Interestingly, some of the other opposition to the Richfield CAFO is coming from sports fishermen and conservationists, who say the proposed CAFO is dangerous to Wisconsin trout streams. As Alistair Stewart of Trout Unlimited posted on Classic Fly Rod's forum:

Recently I learned of the proposed Richfield CAFO, in Wisconsin's Adams County, on the eastern edge of the Central Sand Plains Ecoregion, immediately adjacent to the Central Sand Hills Ecoregion. The potential environmental degradations caused by such a large facility in areas recognized for their environmental significance and sensitivity concern me greatly. The planned water resource impacts alone are staggering and frightening.

It's the "water resource impact" that seems to be the biggest threat. MilkSource says it will use 54 million gallons a year. But an article in the Stevens Point Journal says that amount may be grossly underestimated:

The crop farm previously on the land [where the proposed dairy will be built] drew on average about 37 million gallons of water a year, said Rachel Grieve, a DNR hydrogeologist. However, the crop farm drew the water in about four months for irrigating crops, while Richfield Dairy would draw it over the entire year.

Stewart could be right, in other words. The dairy's actual water usage could potentially be far greater, threatening the viability of trout streams -- and local tourism.

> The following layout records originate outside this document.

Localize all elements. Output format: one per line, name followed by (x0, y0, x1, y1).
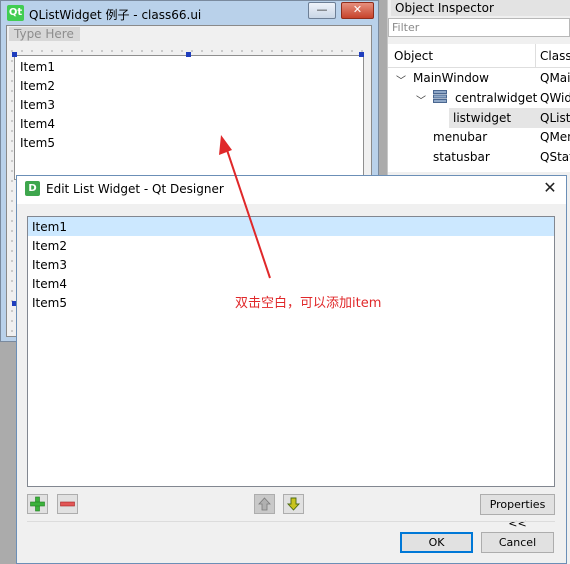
minus-icon (60, 501, 75, 507)
move-down-button[interactable] (283, 494, 304, 514)
list-item[interactable]: Item3 (32, 258, 67, 272)
dialog-separator (27, 521, 555, 522)
expand-arrow-icon[interactable]: ﹀ (396, 72, 406, 87)
selection-handle[interactable] (359, 52, 364, 57)
object-filter-input[interactable]: Filter (388, 18, 570, 37)
object-inspector-title: Object Inspector (391, 0, 570, 16)
list-item[interactable]: Item2 (20, 79, 55, 93)
menubar-type-here[interactable]: Type Here (9, 27, 80, 41)
designer-app-icon: D (25, 181, 40, 196)
list-item[interactable]: Item1 (20, 60, 55, 74)
form-listwidget[interactable]: Item1 Item2 Item3 Item4 Item5 (14, 55, 364, 180)
tree-item-class: QMen (540, 130, 570, 144)
dialog-title: Edit List Widget - Qt Designer (46, 182, 224, 196)
column-header-class[interactable]: Class (540, 49, 570, 63)
move-up-button[interactable] (254, 494, 275, 514)
plus-icon (30, 496, 45, 512)
close-icon[interactable]: ✕ (540, 178, 560, 198)
selection-handle[interactable] (186, 52, 191, 57)
tree-item-mainwindow[interactable]: MainWindow (413, 71, 489, 85)
expand-arrow-icon[interactable]: ﹀ (416, 92, 426, 107)
qt-logo-icon: Qt (7, 5, 24, 21)
list-item[interactable]: Item5 (32, 296, 67, 310)
arrow-down-icon (286, 497, 301, 511)
tree-item-centralwidget[interactable]: centralwidget (455, 91, 537, 105)
remove-item-button[interactable] (57, 494, 78, 514)
list-item[interactable]: Item1 (32, 220, 67, 234)
tree-item-statusbar[interactable]: statusbar (433, 150, 490, 164)
minimize-button[interactable]: — (308, 2, 336, 19)
ok-button[interactable]: OK (400, 532, 473, 553)
tree-item-class: QStat (540, 150, 570, 164)
object-inspector-title-text: Object Inspector (395, 1, 494, 15)
tree-item-menubar[interactable]: menubar (433, 130, 487, 144)
selected-row-highlight (28, 217, 554, 236)
properties-toggle-button[interactable]: Properties << (480, 494, 555, 530)
add-item-button[interactable] (27, 494, 48, 514)
arrow-up-icon (258, 497, 271, 511)
list-item[interactable]: Item4 (32, 277, 67, 291)
list-item[interactable]: Item5 (20, 136, 55, 150)
tree-item-class: QList (540, 111, 570, 125)
tree-item-class: QWid (540, 91, 570, 105)
close-button[interactable]: ✕ (341, 2, 374, 19)
cancel-button[interactable]: Cancel (481, 532, 554, 553)
item-list[interactable] (27, 216, 555, 487)
tree-item-listwidget[interactable]: listwidget (453, 111, 511, 125)
column-separator[interactable] (535, 44, 536, 68)
list-item[interactable]: Item4 (20, 117, 55, 131)
layout-widget-icon (433, 90, 447, 103)
list-item[interactable]: Item2 (32, 239, 67, 253)
annotation-text: 双击空白，可以添加item (235, 296, 382, 311)
list-item[interactable]: Item3 (20, 98, 55, 112)
designer-form-titlebar: Qt QListWidget 例子 - class66.ui — ✕ (0, 0, 377, 26)
tree-item-class: QMai (540, 71, 570, 85)
selection-handle[interactable] (12, 52, 17, 57)
designer-form-title: QListWidget 例子 - class66.ui (29, 8, 202, 22)
column-header-object[interactable]: Object (394, 49, 433, 63)
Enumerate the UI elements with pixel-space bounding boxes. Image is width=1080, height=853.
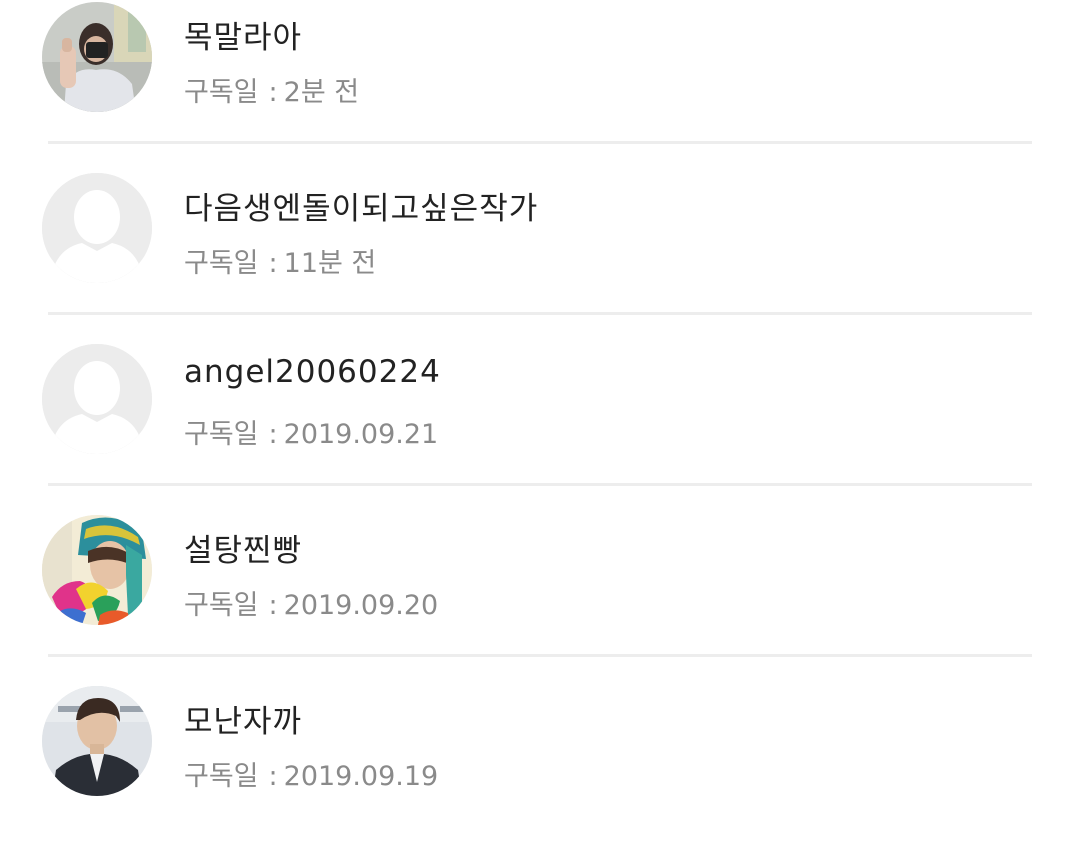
subscribe-date: 구독일:2분 전 <box>184 70 359 109</box>
avatar[interactable] <box>42 344 152 454</box>
avatar-photo-icon <box>42 2 152 112</box>
default-profile-icon <box>42 173 152 283</box>
subscribe-date-value: 2019.09.21 <box>283 419 439 450</box>
date-separator: : <box>268 77 278 108</box>
default-profile-icon <box>42 344 152 454</box>
avatar[interactable] <box>42 173 152 283</box>
date-separator: : <box>268 761 278 792</box>
divider <box>48 654 1032 657</box>
avatar-photo-icon <box>42 515 152 625</box>
subscribe-date-label: 구독일 <box>184 77 259 108</box>
avatar-photo-icon <box>42 686 152 796</box>
subscribe-date-value: 2019.09.20 <box>283 590 439 621</box>
subscribe-date-value: 11분 전 <box>283 248 377 279</box>
subscriber-name[interactable]: 다음생엔돌이되고싶은작가 <box>184 183 538 228</box>
subscriber-list: 목말라아 구독일:2분 전 다음생엔돌이되고싶은작가 구독일:11분 전 ang… <box>0 0 1080 810</box>
subscribe-date-value: 2분 전 <box>283 77 360 108</box>
subscribe-date: 구독일:2019.09.19 <box>184 754 438 793</box>
subscribe-date: 구독일:2019.09.20 <box>184 583 438 622</box>
subscriber-name[interactable]: 모난자까 <box>184 696 302 741</box>
avatar[interactable] <box>42 2 152 112</box>
list-item[interactable]: 목말라아 구독일:2분 전 <box>0 0 1080 170</box>
subscribe-date: 구독일:2019.09.21 <box>184 412 438 451</box>
subscriber-name[interactable]: 설탕찐빵 <box>184 525 302 570</box>
subscribe-date-value: 2019.09.19 <box>283 761 439 792</box>
divider <box>48 141 1032 144</box>
date-separator: : <box>268 590 278 621</box>
avatar[interactable] <box>42 515 152 625</box>
subscriber-name[interactable]: 목말라아 <box>184 12 302 57</box>
subscribe-date: 구독일:11분 전 <box>184 241 376 280</box>
date-separator: : <box>268 419 278 450</box>
divider <box>48 312 1032 315</box>
date-separator: : <box>268 248 278 279</box>
divider <box>48 483 1032 486</box>
avatar[interactable] <box>42 686 152 796</box>
list-item[interactable]: 모난자까 구독일:2019.09.19 <box>0 683 1080 853</box>
subscribe-date-label: 구독일 <box>184 419 259 450</box>
subscriber-name[interactable]: angel20060224 <box>184 354 441 390</box>
subscribe-date-label: 구독일 <box>184 761 259 792</box>
subscribe-date-label: 구독일 <box>184 590 259 621</box>
subscribe-date-label: 구독일 <box>184 248 259 279</box>
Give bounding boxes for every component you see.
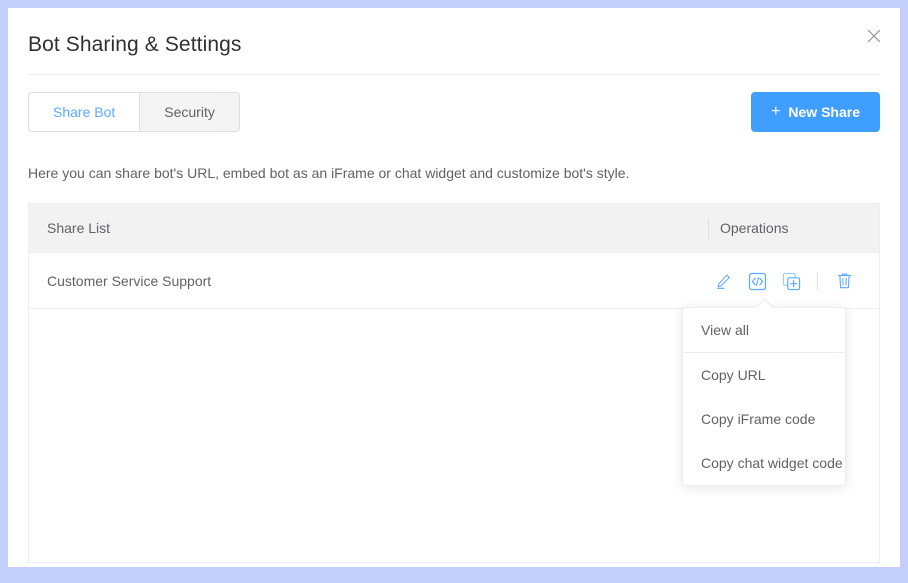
page-title: Bot Sharing & Settings [28, 33, 242, 57]
delete-trash-icon[interactable] [827, 266, 861, 296]
operations-cell [706, 253, 861, 309]
share-actions-dropdown: View all Copy URL Copy iFrame code Copy … [682, 307, 846, 486]
edit-pencil-icon[interactable] [706, 266, 740, 296]
header-divider [28, 74, 880, 75]
table-row: Customer Service Support [29, 253, 879, 309]
copy-add-icon[interactable] [774, 266, 808, 296]
embed-code-icon[interactable] [740, 266, 774, 296]
column-header-share-list: Share List [47, 220, 110, 236]
tab-group: Share Bot Security [28, 92, 240, 132]
tab-share-bot[interactable]: Share Bot [29, 93, 139, 131]
column-header-operations: Operations [720, 220, 788, 236]
dialog-window: Bot Sharing & Settings Share Bot Securit… [8, 8, 900, 567]
dropdown-item-copy-iframe-code[interactable]: Copy iFrame code [683, 397, 845, 441]
dialog-header: Bot Sharing & Settings [8, 8, 900, 74]
tab-security[interactable]: Security [139, 93, 239, 131]
close-icon[interactable] [863, 25, 885, 47]
plus-icon: + [771, 104, 780, 120]
new-share-label: New Share [788, 104, 860, 120]
dropdown-item-copy-url[interactable]: Copy URL [683, 353, 845, 397]
column-header-separator [708, 218, 709, 240]
description-text: Here you can share bot's URL, embed bot … [28, 165, 629, 181]
dropdown-item-copy-chat-widget-code[interactable]: Copy chat widget code [683, 441, 845, 485]
table-header: Share List Operations [29, 203, 879, 253]
operations-divider [817, 272, 818, 290]
dropdown-item-view-all[interactable]: View all [683, 308, 845, 352]
toolbar: Share Bot Security + New Share [8, 92, 900, 132]
share-name-cell: Customer Service Support [47, 273, 211, 289]
new-share-button[interactable]: + New Share [751, 92, 880, 132]
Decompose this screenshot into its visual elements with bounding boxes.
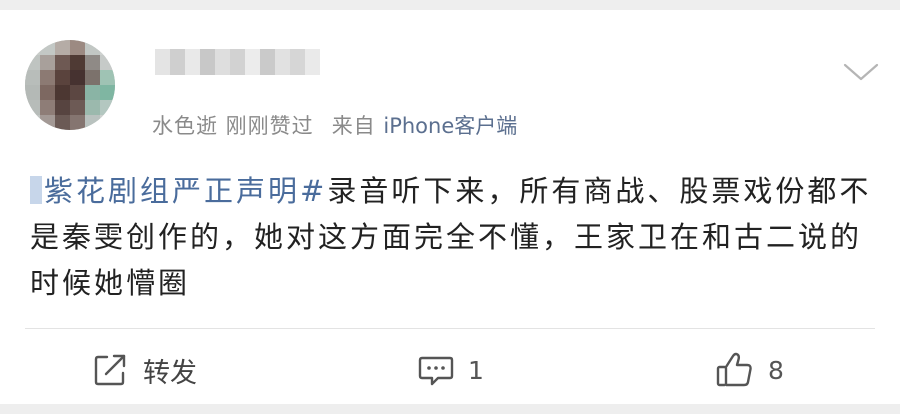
action-bar: 转发 1 8 (0, 340, 900, 400)
source-prefix: 来自 (331, 114, 376, 138)
repost-icon (94, 354, 126, 386)
comment-icon (418, 356, 454, 386)
like-button[interactable]: 8 (716, 340, 784, 400)
topic-hash-redacted (30, 176, 42, 204)
divider (25, 328, 875, 329)
post-content: 紫花剧组严正声明#录音听下来，所有商战、股票戏份都不是秦雯创作的，她对这方面完全… (30, 168, 875, 306)
username-redacted[interactable] (155, 49, 320, 75)
comment-button[interactable]: 1 (418, 340, 484, 400)
comment-count: 1 (468, 355, 484, 385)
thumbs-up-icon (716, 352, 752, 387)
chevron-down-icon[interactable] (843, 62, 879, 82)
avatar[interactable] (25, 40, 115, 130)
liked-by-text: 水色逝 刚刚赞过 (152, 114, 314, 138)
topic-hashtag-link[interactable]: 紫花剧组严正声明# (44, 174, 327, 208)
like-count: 8 (768, 355, 784, 385)
weibo-post-card: 水色逝 刚刚赞过 来自 iPhone客户端 紫花剧组严正声明#录音听下来，所有商战… (0, 10, 900, 404)
post-meta: 水色逝 刚刚赞过 来自 iPhone客户端 (152, 110, 517, 140)
repost-button[interactable]: 转发 (93, 340, 197, 400)
repost-label: 转发 (143, 357, 197, 389)
source-client-link[interactable]: iPhone客户端 (383, 114, 517, 138)
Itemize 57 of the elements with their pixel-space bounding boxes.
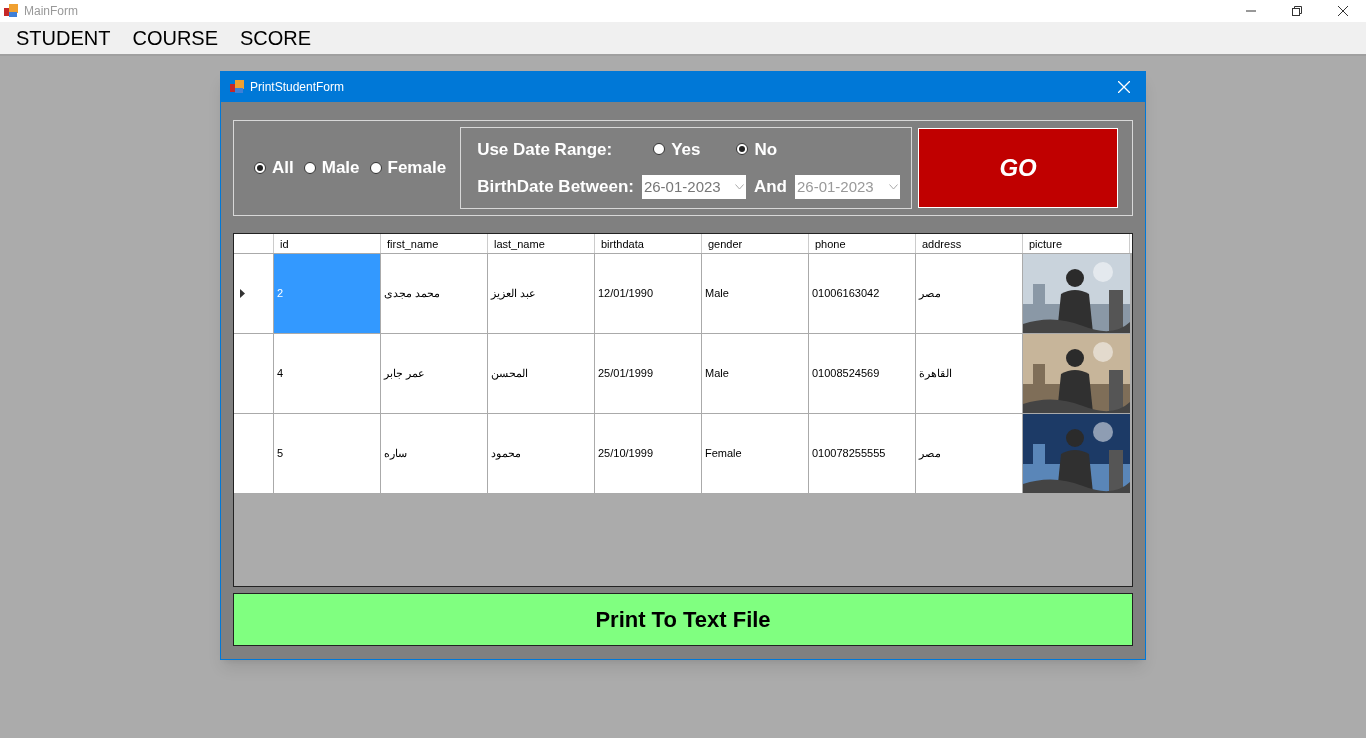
chevron-down-icon [734, 183, 744, 190]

It's this collossal concentration of food that makes us realize why we do what we do at P6-member grocery co-ops.  Concetrating all of our food production in one spot -- 8000 cows in one dairy! -- creates a host of problems economically and environementally.

Plus, it's important to recognzie that "buying local" won't, in and of itself, create a different food system. Not if food producers are simply re-creating huge, industrial operations locally.

By choosing milk and dairy products that come from smaller farms, we choose something far more sane and healing.